2. I’m sorry for being a crap friend.

But also, I’m not sorry. I know I rarely call, but that’s because I spend most of the evening trying to get my little one to sleep. Once I’ve achieved that near impossible feat, if I don’t instantly join him, I spend the time being alone. The biggest irony of single parenting: I’m lonely, yet never alone. I crave companionship but can hardly function unless I have some me time at the end of the day. I’m sorry I’ve become a near recluse. It’s not because I don’t want to hang out with you. I do, but there are so many emotional and physical barriers in the way—energy, child care, self-confidence. I often prioritize calling or seeing you, my friends, over my own mental well-being, so while it might seem like I’ve changed or that I’m putting my child or myself first, often it’s the exact opposite.

3. It’s hard to be honest about the challenges of single parenting.

Interactions are so quick—a scrambled phone call before bedtime, a brief text message, a coffee date with a crazed toddler (or two) interrupting every three seconds. None of this allows time to string a full sentence together, let alone get to the reality of my situation. Single moms often have a lot to contend with—relationship failure, money worries, parenting challenges, isolation, loneliness, the list goes on. If you want to know about the reality of my life as a single mom, then it will take a whole lot of time and effort.

4. I don’t know how to ask for help.

I’ve never been an asker, and since becoming a single mom, I’ve become even worse at it. I don’t want to admit I’m struggling. Who does? As a single mom, I’ve grown used to doing everything alone. I’ve been let down by the one person who was supposed to be there for me and mine, and that makes it hard to trust others. Whether you help or not, I have no choice but to keep going, so I might as well just keep at it, right?

5. I feel like I don’t belong.

Not belonging is a challenge many of us face, and the isolation of single motherhood can exacerbate this. I don’t fit in with my childless friends; I don’t fit in with my co-parenting friends. It’s easy to feel let down by friends who regularly cancel or can’t make things. After all, you’re my lifeline to companionship; without you, I’m lost. Sometimes I think about moving, but it’s about more than the physical presence of a place. It’s about thinking you’ve found a partner for life and then realizing, with some dire consequences, that you haven’t. It’s about old friends no longer having space in their lives for the new (slightly damaged) you. It’s about spending so much time alone that you forget how to interact with adults, and fun becomes a faded memory.

6. I’m being as positive as I can be.

It might be hard to believe when you look at what seems like a list of negative emotions, but it’s true. I know my son is amazing, and many times a day he brings a smile to my face. But often, other emotions, paired with exhaustion, bring my feelings crashing down upon me. Personally, knowing exactly what I’ve experienced over the last few years, I think I’m doing pretty well just like all the single parents I’ve had the fortune to meet. Every time I’ve been knocked down, I’ve got up again.
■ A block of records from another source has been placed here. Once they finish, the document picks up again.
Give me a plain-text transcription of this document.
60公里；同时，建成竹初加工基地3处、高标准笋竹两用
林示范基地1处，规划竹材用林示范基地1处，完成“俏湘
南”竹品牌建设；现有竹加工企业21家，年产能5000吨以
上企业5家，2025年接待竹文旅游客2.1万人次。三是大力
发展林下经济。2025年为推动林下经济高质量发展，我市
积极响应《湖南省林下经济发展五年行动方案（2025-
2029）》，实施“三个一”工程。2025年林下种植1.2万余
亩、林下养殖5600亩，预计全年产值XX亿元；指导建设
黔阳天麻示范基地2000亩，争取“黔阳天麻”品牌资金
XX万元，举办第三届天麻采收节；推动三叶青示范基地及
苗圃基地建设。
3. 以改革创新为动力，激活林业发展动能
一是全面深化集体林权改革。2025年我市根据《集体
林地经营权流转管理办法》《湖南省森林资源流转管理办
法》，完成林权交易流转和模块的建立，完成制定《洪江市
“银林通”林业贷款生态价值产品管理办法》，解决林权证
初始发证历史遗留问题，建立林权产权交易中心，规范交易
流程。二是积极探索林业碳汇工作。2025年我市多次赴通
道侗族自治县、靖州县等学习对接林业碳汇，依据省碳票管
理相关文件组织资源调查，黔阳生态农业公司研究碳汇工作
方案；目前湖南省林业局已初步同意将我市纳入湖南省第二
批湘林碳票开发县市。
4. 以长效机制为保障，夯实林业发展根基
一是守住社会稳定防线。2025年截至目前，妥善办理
I’ve done many things to get my life back on track, and I’m still trying. Being a single parent isn’t something you get over quickly when it wasn’t in the plan.

7. I am sorry for being boring.

From the fun-loving friend to the toddler-chained one, I’m sure I’ve become a bit of a bore. It’s rare I get any time alone with you anymore. It turns out that exhausted, isolated single moms don’t have much exciting gossip. Perhaps that’s why you don’t call anymore. Perhaps you don’t want to talk about your fun times or your man troubles with me. I know I don’t have current comparisons to make, but I can still empathize. I’ve almost given up suggesting meet-ups because I fear friends won’t enjoy what I can offer—a messy house or a playdate in the park. If I’m not boring you, please tell me because I’d love to hang out. Our friendship might look slightly different, but I still have time for it and for you.

8. I love my son.

Just because I struggle with being a single mom does not mean that I don’t think my son is the best person to have happened to me. If the single bit is the worst part of single parenting, then the parenting bit is the best.